Above everything, though, I think I struggled more than I have for a while because something in my brain told me I was passed all this. My new lungs have had an amazing start. A minor hiccup after 2 weeks not withstanding, they’ve gone from strength to strength and my lung function has been steadily rising, my exercise tolerance going with it. I even completed the famed last mile of Tresco with my brother and started entertaining thoughts of doing the whole thing next year.

So I suppose I had kind of taken my eyes off the post-transplant complications ball and started to enjoy life without a second thought for whatever else was going on, assuming everything was tickety-boo. Which is, I suppose, a lesson in itself. While new lungs mean great new things, you can never take their health for granted and even though I’d been booming for the last three months, it doesn’t take much to send the body reeling.

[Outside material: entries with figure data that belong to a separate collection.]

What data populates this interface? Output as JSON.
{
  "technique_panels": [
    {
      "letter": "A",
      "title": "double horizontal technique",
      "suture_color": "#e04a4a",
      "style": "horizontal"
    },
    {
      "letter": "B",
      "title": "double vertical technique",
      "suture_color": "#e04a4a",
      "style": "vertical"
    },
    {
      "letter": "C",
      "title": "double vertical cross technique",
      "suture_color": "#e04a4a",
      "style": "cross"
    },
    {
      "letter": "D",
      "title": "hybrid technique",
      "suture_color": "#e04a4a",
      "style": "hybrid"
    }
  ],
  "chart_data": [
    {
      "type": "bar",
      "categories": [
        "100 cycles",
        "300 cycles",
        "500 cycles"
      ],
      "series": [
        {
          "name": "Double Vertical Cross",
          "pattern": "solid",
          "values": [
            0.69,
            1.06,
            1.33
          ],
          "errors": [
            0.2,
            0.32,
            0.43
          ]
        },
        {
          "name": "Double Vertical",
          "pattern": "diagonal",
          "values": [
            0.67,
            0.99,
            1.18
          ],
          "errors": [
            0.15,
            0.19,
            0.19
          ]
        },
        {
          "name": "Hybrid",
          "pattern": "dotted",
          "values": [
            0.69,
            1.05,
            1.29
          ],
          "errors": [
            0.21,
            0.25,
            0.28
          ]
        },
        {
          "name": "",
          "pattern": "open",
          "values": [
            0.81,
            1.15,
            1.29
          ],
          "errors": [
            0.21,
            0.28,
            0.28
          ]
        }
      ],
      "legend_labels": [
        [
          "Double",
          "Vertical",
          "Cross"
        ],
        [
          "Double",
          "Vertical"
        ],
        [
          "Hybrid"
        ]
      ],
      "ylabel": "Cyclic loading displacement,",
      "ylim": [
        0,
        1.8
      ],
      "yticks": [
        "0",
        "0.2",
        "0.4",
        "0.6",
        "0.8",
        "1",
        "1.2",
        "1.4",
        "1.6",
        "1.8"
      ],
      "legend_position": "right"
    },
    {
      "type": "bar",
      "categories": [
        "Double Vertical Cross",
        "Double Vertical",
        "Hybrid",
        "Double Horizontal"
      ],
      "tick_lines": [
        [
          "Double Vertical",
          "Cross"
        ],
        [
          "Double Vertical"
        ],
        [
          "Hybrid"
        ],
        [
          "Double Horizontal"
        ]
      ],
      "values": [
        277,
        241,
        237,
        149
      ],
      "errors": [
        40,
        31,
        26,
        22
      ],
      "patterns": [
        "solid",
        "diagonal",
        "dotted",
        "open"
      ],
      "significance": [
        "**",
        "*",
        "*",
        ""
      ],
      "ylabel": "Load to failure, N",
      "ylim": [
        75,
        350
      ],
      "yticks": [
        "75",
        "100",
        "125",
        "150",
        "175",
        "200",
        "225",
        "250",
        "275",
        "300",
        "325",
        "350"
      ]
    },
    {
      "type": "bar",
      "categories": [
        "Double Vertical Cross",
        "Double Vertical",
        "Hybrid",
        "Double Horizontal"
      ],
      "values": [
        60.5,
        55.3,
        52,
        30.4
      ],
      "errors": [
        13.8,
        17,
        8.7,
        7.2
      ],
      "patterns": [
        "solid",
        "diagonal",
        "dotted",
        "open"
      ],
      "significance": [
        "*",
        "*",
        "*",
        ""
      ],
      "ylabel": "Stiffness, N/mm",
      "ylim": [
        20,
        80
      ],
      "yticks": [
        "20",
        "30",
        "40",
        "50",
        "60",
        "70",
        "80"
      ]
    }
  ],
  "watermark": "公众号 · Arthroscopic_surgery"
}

The chest pains I’d been worried about were initially diagnosed as Gastritis, but when I saw the team at Harefield I had managed to spike a good-looking temperature to go with the pain and nausea, leaving them little choice but to admit me. For the first 24-48 hours the cause of my ailments seemed a mystery to the docs, until they got my CMV count back, at which point they were more contented, knowing that they knew how to deal with it now that it had been properly identified.

There’s something disconcerting about being given drugs intravenously which are so toxic the nurses have to wear gloves and the pregnant women aren’t even allowed to touch the packaging. Knowing they can’t go near while you watch it being pumped into your veins is pretty bizarre and something I’ve never got used to, despite a history of high-caliber potions in my time.

When I was moved to the open ward, which happened to coincide with K’s departure on the holiday with our friends (at my insistence, I must add, and under considerable duress) and I dropped into a pretty deep funk. It’s the lowest I’ve been since the darkest days of the early post-transplant period and there didn’t seem to be a whole lot going for me at the time.

I’m slightly ashamed of myself now for letting it all get on top of me so much, since at the end of the day I was still a good deal healthier than I had been not 6 months ago, but for some reason (or, I suppose, a myriad of reasons) I couldn’t raise my spirits at all.

Luckily, at Dad’s suggestion, I managed to secure a weekend release while the guys were all away. The ‘rents agreed to drive me in for my doses of anti-biotics twice a day, but I was free to go home for food, rest and over-night sleep, something I’d been getting very little of on the ward, what with the world’s loudest talker on one side and the telly addict on the other.

Eventually, thank goodness, my consultant, the amazing Doc C returned from his paternity leave in the middle of the next week and on his first round of the day told me I was free to head home as they expected my viral load to be low enough to no longer necessitate the use of the IV drugs, enabling a switch to the more home-friendly orals.

I hadn’t been happier than that afternoon when I got back to the flat just after K returned from the holiday and we could just chill out on the sofa and enjoy each other’s company again after nearly a week apart – pretty much the longest we’ve spent away from each other since we got together.

Getting used to the ups and downs of transplant is clearly taking me longer than I thought it would. My mind appears convinced that things can only go well, so any minor hiccup is a bigger deal than it ought to be because it carries with it something of a heavy shock value. I need to keep reminding myself that it was only 6 months ago that I had new lungs fitted and that I still have a way to go to fully recover, however good I may feel right now.

So I’m trying to take things a little more slowly, although how long that will last we’ll have to wait and see. The main thing for me at the moment is doing what I can to avoid what Doc C affectionately calls the “Superman complex”, whereby people (mostly men) post-transplant start to see themselves as indestructible and slacken off their meds and treatments. It’s hardly the way to say thank you for the greatest gift of all, so I’m determined to stay away from it and keep myself at my best.